I think #7 and #8 are the most important problems with Cagan's thesis. First, it's unfounded and inaccurate, and second, it's a hypothesis that the author himself hasn't appeared to have tested (or at least he doesn't state he has any experience testing this theory). Finally, it appears to contradict advice he gave earlier in the book and taken from a different blog post:
Maybe the biggest missed opportunity in [old-school product management], is the fact that engineering gets brought in way too late. We say if you’re just using your engineers to code, you’re only getting about half their value. The little secret in product is that engineers are typically the best single source of innovation, yet they are not even invited to the party in this process.
Which I whole-hardheartedly agree with, speaking as a self-promoting engineer.

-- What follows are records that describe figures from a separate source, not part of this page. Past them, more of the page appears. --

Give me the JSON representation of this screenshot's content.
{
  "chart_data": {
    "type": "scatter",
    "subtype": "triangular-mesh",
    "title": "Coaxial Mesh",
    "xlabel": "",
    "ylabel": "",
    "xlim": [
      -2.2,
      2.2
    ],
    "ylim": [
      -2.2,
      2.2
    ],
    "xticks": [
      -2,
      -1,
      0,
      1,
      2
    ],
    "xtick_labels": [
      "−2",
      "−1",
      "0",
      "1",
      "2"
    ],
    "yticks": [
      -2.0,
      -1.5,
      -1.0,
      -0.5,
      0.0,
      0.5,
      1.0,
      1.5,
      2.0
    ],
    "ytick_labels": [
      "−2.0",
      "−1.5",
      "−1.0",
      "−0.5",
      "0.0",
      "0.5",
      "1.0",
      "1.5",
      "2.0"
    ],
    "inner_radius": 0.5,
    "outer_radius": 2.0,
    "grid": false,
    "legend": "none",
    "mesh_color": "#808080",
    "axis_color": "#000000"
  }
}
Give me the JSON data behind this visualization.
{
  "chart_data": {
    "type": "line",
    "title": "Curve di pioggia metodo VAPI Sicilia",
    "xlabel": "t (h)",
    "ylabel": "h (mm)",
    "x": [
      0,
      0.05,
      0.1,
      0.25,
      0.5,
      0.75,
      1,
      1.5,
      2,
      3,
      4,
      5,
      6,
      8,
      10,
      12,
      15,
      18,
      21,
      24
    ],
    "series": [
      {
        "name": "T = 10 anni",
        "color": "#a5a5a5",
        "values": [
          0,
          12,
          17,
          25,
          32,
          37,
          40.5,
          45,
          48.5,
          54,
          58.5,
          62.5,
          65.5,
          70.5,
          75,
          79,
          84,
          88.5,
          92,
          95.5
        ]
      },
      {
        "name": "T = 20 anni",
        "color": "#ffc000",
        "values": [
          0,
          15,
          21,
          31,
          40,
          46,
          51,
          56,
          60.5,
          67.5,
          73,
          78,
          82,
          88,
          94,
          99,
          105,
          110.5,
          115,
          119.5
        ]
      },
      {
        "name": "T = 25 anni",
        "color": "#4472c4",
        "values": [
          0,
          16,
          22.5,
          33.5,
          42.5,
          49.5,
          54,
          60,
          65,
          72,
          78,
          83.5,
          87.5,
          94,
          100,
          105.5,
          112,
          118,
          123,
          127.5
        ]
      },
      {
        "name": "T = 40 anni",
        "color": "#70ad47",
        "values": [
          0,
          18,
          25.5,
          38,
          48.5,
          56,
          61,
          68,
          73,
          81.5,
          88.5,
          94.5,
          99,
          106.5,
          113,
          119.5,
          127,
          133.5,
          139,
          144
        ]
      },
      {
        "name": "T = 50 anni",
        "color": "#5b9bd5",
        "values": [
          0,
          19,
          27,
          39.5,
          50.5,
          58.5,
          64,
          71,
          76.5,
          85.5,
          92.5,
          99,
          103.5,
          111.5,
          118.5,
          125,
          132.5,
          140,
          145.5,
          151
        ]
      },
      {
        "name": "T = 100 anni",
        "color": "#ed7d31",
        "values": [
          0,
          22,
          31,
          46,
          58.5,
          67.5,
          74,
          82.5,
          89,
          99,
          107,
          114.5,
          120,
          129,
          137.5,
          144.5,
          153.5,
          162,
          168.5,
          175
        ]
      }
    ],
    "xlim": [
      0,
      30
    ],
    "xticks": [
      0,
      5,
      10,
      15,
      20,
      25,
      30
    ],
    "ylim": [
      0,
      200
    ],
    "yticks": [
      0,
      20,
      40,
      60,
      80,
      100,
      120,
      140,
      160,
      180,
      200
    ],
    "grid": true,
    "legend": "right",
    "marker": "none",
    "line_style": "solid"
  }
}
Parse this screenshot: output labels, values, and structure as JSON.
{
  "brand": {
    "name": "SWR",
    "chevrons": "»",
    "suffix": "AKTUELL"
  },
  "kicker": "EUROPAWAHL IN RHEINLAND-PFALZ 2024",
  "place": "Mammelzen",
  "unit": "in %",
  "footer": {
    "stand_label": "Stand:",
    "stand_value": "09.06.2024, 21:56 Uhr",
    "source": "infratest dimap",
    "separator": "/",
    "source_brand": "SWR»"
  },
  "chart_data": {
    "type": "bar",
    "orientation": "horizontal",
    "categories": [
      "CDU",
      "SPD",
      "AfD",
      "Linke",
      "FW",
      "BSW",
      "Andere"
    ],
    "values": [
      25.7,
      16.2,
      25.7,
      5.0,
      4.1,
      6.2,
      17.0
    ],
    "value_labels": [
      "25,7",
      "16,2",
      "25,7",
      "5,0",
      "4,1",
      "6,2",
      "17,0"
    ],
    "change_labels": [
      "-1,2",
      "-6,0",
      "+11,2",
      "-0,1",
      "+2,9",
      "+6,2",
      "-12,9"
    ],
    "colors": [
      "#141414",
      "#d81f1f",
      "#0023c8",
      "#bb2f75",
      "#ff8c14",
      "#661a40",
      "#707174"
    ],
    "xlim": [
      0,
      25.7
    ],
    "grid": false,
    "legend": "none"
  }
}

Cagan measures the success of a product based on customer happiness, but he never shows how to measure happiness. In fact, he never shows how to measure anything. The word data-driven doesn't appear in the book once. Granted, a very important way to measure the success of a product is to simply ask customers if they are happy, but even Cagan conceeds that simply asking customers isn't the best way to get requirements from them. Early on in Google's life, they tried to sell their search technology to Yahoo. Yahoo didn't want to pay for it because search was considered a solved problem and users already loved Yahoo. Google had measurably better technology, but no users loved Google, so Yahoo passed. Upon launching, Google didn't simply ask users if Google Search made them happy. It measured every time people navigated to the second page of search results and considered that click a "failure" of the search. Google set a goal to reduce the average number of "next" clicks per search every year. This allowed Google to innovate in a scientifically measurable way and stay ahead of the competition even though users already loved Yahoo. True innovation isn't simply putting a fresh coat of paint on a mediocre product or giving the user a horse that's easier to ride. True innovation happens when creative people solve an important problem using a solution everybody else thinks is impossible or dumb. The best innovation, rarely developed through UX, is disruptive. The first automobile was considered slow, difficult to operate, and expensive to maintain compared to the horse.
Cagan's approach is a great way to take a waterfall organization building mediocre products to another level. But, he isolates the creative process to the few people with the right job title and gives them the tools of subjective psychology-driven decision-making. The customer may end up loving your product, but it won't necessarily be the best product you could have built.